Kısa sürede uluslararası sahnelerde adını duyuran İngiliz sanatçı Luvcat ile Zorlu PSM’de verdiği konserin ardından, müzik yolculuğu ve ilk albümü Vicious Delicious üzerine sohbet ettik.
Gotik romantik tarzıyla adından söz ettiren Luvcat, 4 Eylül akşamı Zorlu PSM %100 Studio’da müzikseverlerle buluştu. Luvcat, “Matador”dan “He’s My Man”a ve 31 Ekim’de yayımlanacak ilk albümü Vicious Delicious’a uzanan güçlü repertuvarını İstanbullu dinleyiciler için seslendirdi. Konserin ardından, Luvcat ile müziğinin ilham kaynaklarını, sahne deneyimini ve albüm yolculuğunu konuştuk.
Sizi tanımayanlar veya daha iyi tanımak isteyenler için hikâyenin en başını anlatır mısınız?
Sirkten ayrıldıktan sonra, ilk gösterimi Paris’te bir nehir gemisinde yaptım. Gerisi ise kendiliğinden geldi.
Luvcat’in kendine has bir estetiği var, bunu nasıl ortaya çıkardınız? Bu görsel dil müziğinizle nasıl bütünleşiyor?
Liverpool’da gösterişli bir aileden geliyorum. Büyükannem 89 yaşında olmasına rağmen hâlâ her gün topuklu ayakkabı giyip ruj sürüyor. Annem de hayatım boyunca bir kuaför ve güzellik salonu işletiyordu. Çocukken kadınların saçlarını şekillendirmelerini ve dudaklarını boyamalarını izlemeyi çok severdim. Tüm o ritüel ve teatral hava beni büyülerdi. Kitaplarda, mimaride ve filmlerde daima gotik romantizme ilgi duydum, bu yüzden bunun müziğime de yansımasına şaşırmıyorum.
Müzikal hayatınızda size ve şarkılarınıza ilham veren şeylerden bahsedebilir misiniz? Hangi sanatçılar müziğinizi etkiliyor?
Her zaman Tom Waits. Hem müzikal açıdan hem de sözleriyle. Onun müziği hem güzel hem de ürkütücü. Benim için mükemmellik bu.
Şarkılarınızın sözlerini ve görsel dünyalarını ele aldığımızda dinleyiciye sadece müzikal bir deneyim değil bir hikâye de sunuyorsunuz. Bu tarz bir şarkı yaparken o hikâyeyi şekillendiren adımlar neler?

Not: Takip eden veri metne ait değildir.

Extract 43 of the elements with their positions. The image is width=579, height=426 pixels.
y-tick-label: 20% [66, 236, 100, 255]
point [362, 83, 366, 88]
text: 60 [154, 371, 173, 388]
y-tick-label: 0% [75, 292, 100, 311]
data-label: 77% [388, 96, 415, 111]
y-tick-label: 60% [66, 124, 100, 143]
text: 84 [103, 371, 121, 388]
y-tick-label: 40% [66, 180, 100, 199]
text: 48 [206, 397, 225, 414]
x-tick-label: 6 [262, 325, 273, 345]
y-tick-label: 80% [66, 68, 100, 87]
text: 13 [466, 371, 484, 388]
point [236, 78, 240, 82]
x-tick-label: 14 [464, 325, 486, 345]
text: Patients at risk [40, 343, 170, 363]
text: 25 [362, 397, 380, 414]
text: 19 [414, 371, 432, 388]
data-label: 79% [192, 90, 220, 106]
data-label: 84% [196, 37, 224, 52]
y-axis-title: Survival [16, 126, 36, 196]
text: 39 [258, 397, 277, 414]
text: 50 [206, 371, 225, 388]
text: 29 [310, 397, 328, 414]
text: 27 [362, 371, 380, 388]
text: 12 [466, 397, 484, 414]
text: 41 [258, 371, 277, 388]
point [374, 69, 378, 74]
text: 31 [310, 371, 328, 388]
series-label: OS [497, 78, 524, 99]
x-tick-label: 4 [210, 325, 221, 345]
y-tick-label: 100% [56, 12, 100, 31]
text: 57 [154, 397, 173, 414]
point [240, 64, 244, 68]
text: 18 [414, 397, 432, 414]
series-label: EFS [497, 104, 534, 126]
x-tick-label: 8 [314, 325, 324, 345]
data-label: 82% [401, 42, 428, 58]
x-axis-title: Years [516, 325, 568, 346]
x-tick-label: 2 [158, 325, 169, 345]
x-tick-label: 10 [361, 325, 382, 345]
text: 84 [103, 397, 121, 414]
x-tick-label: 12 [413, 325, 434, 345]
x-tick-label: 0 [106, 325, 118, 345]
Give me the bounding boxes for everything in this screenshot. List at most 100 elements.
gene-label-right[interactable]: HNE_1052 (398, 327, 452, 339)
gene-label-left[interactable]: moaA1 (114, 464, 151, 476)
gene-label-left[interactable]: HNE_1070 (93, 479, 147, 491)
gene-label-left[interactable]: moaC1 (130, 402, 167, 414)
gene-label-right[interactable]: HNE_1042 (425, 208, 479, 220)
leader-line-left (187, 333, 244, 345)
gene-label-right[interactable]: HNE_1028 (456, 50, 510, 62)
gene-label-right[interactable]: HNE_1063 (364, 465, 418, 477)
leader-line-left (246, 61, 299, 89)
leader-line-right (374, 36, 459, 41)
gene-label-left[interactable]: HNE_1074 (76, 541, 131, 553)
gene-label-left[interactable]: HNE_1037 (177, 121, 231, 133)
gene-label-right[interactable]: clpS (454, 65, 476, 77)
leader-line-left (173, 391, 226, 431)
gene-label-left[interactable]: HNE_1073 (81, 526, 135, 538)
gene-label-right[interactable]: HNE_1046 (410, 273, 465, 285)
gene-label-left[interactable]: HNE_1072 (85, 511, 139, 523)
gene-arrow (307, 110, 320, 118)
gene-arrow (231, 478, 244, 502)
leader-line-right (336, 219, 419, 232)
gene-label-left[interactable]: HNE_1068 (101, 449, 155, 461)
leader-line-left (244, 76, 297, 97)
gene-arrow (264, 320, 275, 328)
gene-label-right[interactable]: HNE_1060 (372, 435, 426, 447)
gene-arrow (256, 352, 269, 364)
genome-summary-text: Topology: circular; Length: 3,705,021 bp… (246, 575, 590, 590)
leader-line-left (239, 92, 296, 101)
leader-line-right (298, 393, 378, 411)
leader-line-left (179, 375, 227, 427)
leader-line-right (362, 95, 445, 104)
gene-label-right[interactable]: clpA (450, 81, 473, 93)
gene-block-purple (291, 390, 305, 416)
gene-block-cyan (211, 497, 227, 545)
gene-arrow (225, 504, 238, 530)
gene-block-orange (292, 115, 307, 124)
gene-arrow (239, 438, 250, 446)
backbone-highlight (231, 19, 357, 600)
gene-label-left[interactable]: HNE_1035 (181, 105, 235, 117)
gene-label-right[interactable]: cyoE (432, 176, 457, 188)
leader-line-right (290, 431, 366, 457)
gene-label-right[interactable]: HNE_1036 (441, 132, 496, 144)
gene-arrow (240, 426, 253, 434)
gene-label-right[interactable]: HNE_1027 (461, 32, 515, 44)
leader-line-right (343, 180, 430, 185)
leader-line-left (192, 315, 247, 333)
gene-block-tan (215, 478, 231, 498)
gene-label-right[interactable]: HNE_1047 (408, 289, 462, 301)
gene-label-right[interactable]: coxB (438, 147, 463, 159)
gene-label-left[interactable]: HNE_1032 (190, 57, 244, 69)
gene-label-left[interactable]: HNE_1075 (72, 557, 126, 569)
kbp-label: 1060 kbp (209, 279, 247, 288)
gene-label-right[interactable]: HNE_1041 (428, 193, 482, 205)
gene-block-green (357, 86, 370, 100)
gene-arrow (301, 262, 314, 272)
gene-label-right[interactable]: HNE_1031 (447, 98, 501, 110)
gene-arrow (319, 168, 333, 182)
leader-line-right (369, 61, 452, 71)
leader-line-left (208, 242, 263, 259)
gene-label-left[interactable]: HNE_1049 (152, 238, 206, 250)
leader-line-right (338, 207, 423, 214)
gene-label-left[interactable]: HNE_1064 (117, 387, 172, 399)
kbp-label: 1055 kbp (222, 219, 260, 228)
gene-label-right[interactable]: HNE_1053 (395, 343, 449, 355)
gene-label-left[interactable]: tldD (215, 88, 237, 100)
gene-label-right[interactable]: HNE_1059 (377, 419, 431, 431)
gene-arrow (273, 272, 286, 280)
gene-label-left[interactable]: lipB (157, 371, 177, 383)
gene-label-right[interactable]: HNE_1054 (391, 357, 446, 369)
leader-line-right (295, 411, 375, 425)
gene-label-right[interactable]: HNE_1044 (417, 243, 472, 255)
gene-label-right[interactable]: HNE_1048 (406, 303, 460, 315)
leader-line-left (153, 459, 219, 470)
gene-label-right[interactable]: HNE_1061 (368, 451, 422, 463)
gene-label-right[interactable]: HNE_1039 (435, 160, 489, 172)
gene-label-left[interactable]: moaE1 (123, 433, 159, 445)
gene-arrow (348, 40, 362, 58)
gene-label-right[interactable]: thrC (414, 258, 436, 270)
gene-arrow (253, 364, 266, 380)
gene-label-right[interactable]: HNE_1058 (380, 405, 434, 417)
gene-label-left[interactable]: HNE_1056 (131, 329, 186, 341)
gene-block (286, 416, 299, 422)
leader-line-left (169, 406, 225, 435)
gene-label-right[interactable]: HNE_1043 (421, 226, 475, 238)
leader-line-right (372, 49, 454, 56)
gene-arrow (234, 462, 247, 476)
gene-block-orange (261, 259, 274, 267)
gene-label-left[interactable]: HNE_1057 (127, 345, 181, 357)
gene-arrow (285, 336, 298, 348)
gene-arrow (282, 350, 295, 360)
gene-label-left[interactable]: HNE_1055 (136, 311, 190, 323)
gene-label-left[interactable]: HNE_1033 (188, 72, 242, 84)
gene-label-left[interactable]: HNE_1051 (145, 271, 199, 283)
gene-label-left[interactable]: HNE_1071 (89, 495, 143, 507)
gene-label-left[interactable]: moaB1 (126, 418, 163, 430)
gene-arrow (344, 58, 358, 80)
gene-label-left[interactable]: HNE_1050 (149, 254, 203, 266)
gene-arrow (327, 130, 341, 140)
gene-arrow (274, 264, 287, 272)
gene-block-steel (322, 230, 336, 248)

Bütün hikâyelerim tamamen gerçek. Her şeyi küçük siyah defterime yazdım. Bunu 7 yaşından beri yapıyorum. Babam, Morrissey’in ilham gece yarısı geldiğinde başucunda bir defter bulundurduğunu öğrenince, bana ilk defterimi almıştı.
Canlı performanslarınızda da dinleyicilere sadece bir dinleti değil, gotik bir anlatı ve teatral bir deneyim sunuyorsunuz. Bunun altında da güçlü bir görsel tasarımı var aslında. Siz grubun bu eşsiz görsel tasarım sürecinizi nasıl yürütüyorsunuz?
Erkeklerin şık giyinmesini seviyorum çünkü ben genelde küçük bir elbise ve topuklular ya da benzeri bir şey giyiyorum. Şu an siyah kadife, bordo detaylı takımlar giyiyorlar ama bir sonraki turne için yeni bir şey denemeyi düşünebiliriz.
Canlı performanslarınız sırasında izleyiciyle kurduğunuz etkileşim sizin için ne kadar önemli? Sahnede yapmak istediğiniz şeyler var mı?
Bu yıl bizim için harika bir yıl oldu çünkü verdiğimiz her konserde, tanımadığımız insanlar şarkı sözlerini bizimle birlikte söylediler. Bu, bana her seferinde rüya gibi gelen bir şey.
Vicious Delicious albümü için geri sayım başladı. Peki dinleyici neler beklemeli? Nasıl bir kayıt süreci geçirdiniz, bahsedebilir misiniz?
Umarım onlar için lezzetli şarkılar olur diyebilirim :). Albümü, The Last Dinner Party ve The Libertines ile konserler verirken ve kendi ilk turnelerimiz arasında, birçok farklı stüdyoda kaydettik. Kaotik ve kusurlu ama hepsiyle gerçekten gurur duyuyorum.